The building was designed by architects James Carpenter and Randy Gerner and will be LEED-certified, with recycled building materials including “terra cotta, zinc, and perforated metals in a range of subtle grays, along with concrete and glass,” in order to fit with the “industrial origins” of the neighborhood.
“It blends in perfectly with the High Line and its surroundings,” said Mr. Romanoff, noting that the building is shorter than the Standard Hotel in the south, and High Line Building in the northwest.
But preservationists aren’t convinced.
“If every developer in New York City said they faced some challenge in development, and were given variances, we would have no zoning,” said Andrew Berman, executive director of the GVSHP.
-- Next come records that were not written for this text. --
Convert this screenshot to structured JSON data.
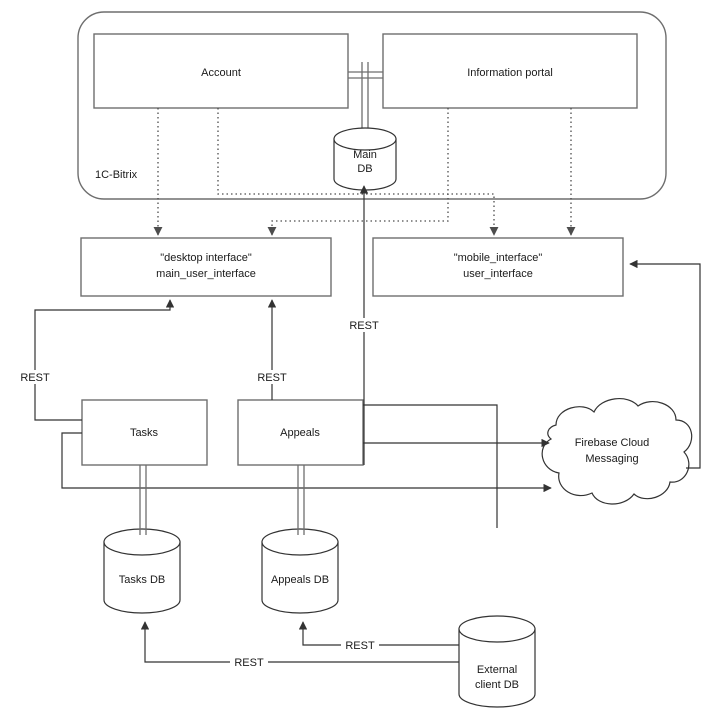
{
  "diagram": {
    "title": "System architecture diagram",
    "colors": {
      "background": "#ffffff",
      "shape_stroke": "#6e6e6e",
      "edge_stroke": "#333333",
      "dotted_edge": "#4d4d4d",
      "text": "#1a1a1a"
    },
    "container": {
      "label": "1C-Bitrix",
      "shape": "rounded-rectangle"
    },
    "nodes": [
      {
        "id": "account",
        "label": "Account",
        "shape": "rectangle"
      },
      {
        "id": "information-portal",
        "label": "Information portal",
        "shape": "rectangle"
      },
      {
        "id": "main-db",
        "label": "Main\nDB",
        "line1": "Main",
        "line2": "DB",
        "shape": "cylinder"
      },
      {
        "id": "desktop-interface",
        "label": "\"desktop interface\" main_user_interface",
        "line1": "\"desktop interface\"",
        "line2": "main_user_interface",
        "shape": "rectangle"
      },
      {
        "id": "mobile-interface",
        "label": "\"mobile_interface\" user_interface",
        "line1": "\"mobile_interface\"",
        "line2": "user_interface",
        "shape": "rectangle"
      },
      {
        "id": "tasks",
        "label": "Tasks",
        "shape": "rectangle"
      },
      {
        "id": "appeals",
        "label": "Appeals",
        "shape": "rectangle"
      },
      {
        "id": "firebase",
        "label": "Firebase Cloud Messaging",
        "line1": "Firebase Cloud",
        "line2": "Messaging",
        "shape": "cloud"
      },
      {
        "id": "tasks-db",
        "label": "Tasks DB",
        "shape": "cylinder"
      },
      {
        "id": "appeals-db",
        "label": "Appeals DB",
        "shape": "cylinder"
      },
      {
        "id": "external-client-db",
        "label": "External client DB",
        "line1": "External",
        "line2": "client DB",
        "shape": "cylinder"
      }
    ],
    "edge_labels": [
      {
        "id": "rest-tasks-desktop",
        "text": "REST"
      },
      {
        "id": "rest-appeals-desktop",
        "text": "REST"
      },
      {
        "id": "rest-appeals-maindb",
        "text": "REST"
      },
      {
        "id": "rest-extdb-appealsdb",
        "text": "REST"
      },
      {
        "id": "rest-extdb-tasksdb",
        "text": "REST"
      }
    ]
  }
}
He said that citing the High Line as a hardship was a “ridiculous notion,” suggesting that proximity to the landmark was an asset. The addition of another large retailer in the building’s ground floor could also lead to more crowding in the area, he added.
“We’re really worried about the effect it’ll have on the neighborhood,” Mr. Berman said.
He said that the northern wall of the building is also proposed to be windowless, which means it could house a billboard that would be visible from the nearby meatpacking historic district, officially known as the Gansevoort Market Historic District.
On Sept. 9, 2003, the Landmarks Preservation Commission created the historic district. However, it voted to exclude 437-447 13th Street from the final boundaries, according to Elisabeth de Bourbon, spokeswoman for the LPC. Since it was not included in the district, the building was open to further development outside of the LPC’s approval.
But now, preservationists have only one option left.
“The only recourse left to the public is filing a legal challenge. The burden of getting the zoning laws evenly and fairly enforced falls upon the public,” Mr. Berman said. The GVSHP, for its part, generally does not litigate, and such a case would cost “five figures,” he said.